For corn, for which the US demand story from ethanol is collapsing along with production margins for the biofuel, the Chicago May lot stood down 1.1% at $3.44 ¾ a bushel.


“US ethanol production continues to be minimised because oil prices are low,” said Tobin Gorey at Commonwealth Bank of Australia.


Valero overnight reportedly announced the closure of at least two ethanol plants, and declared force majeure on shipments of distillers’ grains (DDGs) and corn purchases.


This the day after the Andersons unveiled shutdowns which would leave it running at half capacity.


“I am spit balling on demand going forward, but it feels like 75% utilisation for the entire US ethanol industry is way more than is needed,” said Benson Quinn Commodities.


‘Big problems for prices’

There is also the potential for large and imminent US sowings of corn to consider too – a factor which, with the ethanol downturn, represent “big problems for corn prices”, Mr Gorey said.


“The market is expecting US growers to plant an extra 4m acres of corn this season, a big jump.”


This will come increasingly into focus, over the next week, with Wednesday to bring a much-watched USDA briefing on US farmers’ spring sowings intentions for this year.


Forward buying by China?

For soybeans, expectations are not so large, with Refinitiv, for instance, on Wednesday coming out with a lowball estimate of 82.9m acres.
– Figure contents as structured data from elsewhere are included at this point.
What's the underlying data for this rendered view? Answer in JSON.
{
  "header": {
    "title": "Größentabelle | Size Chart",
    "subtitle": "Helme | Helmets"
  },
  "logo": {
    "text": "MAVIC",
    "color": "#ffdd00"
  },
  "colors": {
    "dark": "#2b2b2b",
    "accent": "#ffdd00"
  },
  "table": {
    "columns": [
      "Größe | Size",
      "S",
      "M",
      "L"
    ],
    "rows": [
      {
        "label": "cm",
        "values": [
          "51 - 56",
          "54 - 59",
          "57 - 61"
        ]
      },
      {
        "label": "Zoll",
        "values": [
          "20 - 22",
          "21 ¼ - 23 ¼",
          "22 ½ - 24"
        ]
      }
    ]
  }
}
(The USDA, at its Outlook Forum last month, proposed an 85.0m-acre figure.)


That said, should new crop, November soybean futures maintain some outperformance…


“There is talk that China has begun to buy US new crop soybean which is helping November futures,” said ADM Investor Services.


China typically buys soybeans at this time of year from South America, where supplies are being replenished by the ongoing harvest, switching to the US later on after harvesters start rolling there in earnest.


And, with China having huge commitments for purchases of US ags under its phase one trade deal, there are hopes that this will see a particularly big order book of US soybeans emerging later in 2020.


‘Less fear’

Soybean futures for May shed 1.0% to $8.72 ½ a bushel, feeling pressure too from a continued tumble in soymeal values, down 1.2% at $317.70 a short ton.


Terry Reilly noted “talk of hedging of meal out of Argentina”, the top exporter of the high protein feed ingredient, whose shipments had been seen likely to be disrupted by Covid-19 effects.


ADM Investor Services flagged “talk that large Brazil soybean exports to China could lower China soymeal prices and add to their stocks”.


Certainly, in China best-traded Dalian soymeal futures for September, after a four-session winning streak which gained them 7.9%, fell back 1.4% on Thursday to close at 2,916 yuan a tonne.


Currently “there seems to be less fear of crushing plants and export facilities in South America being hindered by the spread of the virus,” said Benson Quinn Commodities, although adding that “I would take the latter with a grain of salt as the situation remains very fluid”.


Palm exports

Soyoil prices, meanwhile, eased a more modest 0.1% to 26.61 cents a pound for May, continuing their recovery from their lowest levels since 2006.


Rival vegetable oil palm oil eased 0.4% to 2,373 ringgit a tonne in Kuala Lumpur, giving back a little bit of headway made in the last session on ideas on a coronavirus-driven lockdown in Malaysia, the world’s second-largest palm producer.


In the top producer, Indonesia, exports fell to 2.39m tonnes in January, a drop of 32% year on year, according to palm oil association Gapki, a drop attributed to large stocks in importing countries and to initial effects of Covid-19 as it spread in China, a major vegetable oil importer.


Data later

Back to the US export sales data expected later, and they are expected at 8,000-30,000 tonnes for soyoil, compared with 18,875 tonnes last time.


For soybeans, they are forecast at 400,000-800,000 tonnes, compared with 631,577 tonnes the previous week.


And for corn they are expected at 900,000-1.80m tonnes, at least matching the 904,524 tonnes last time.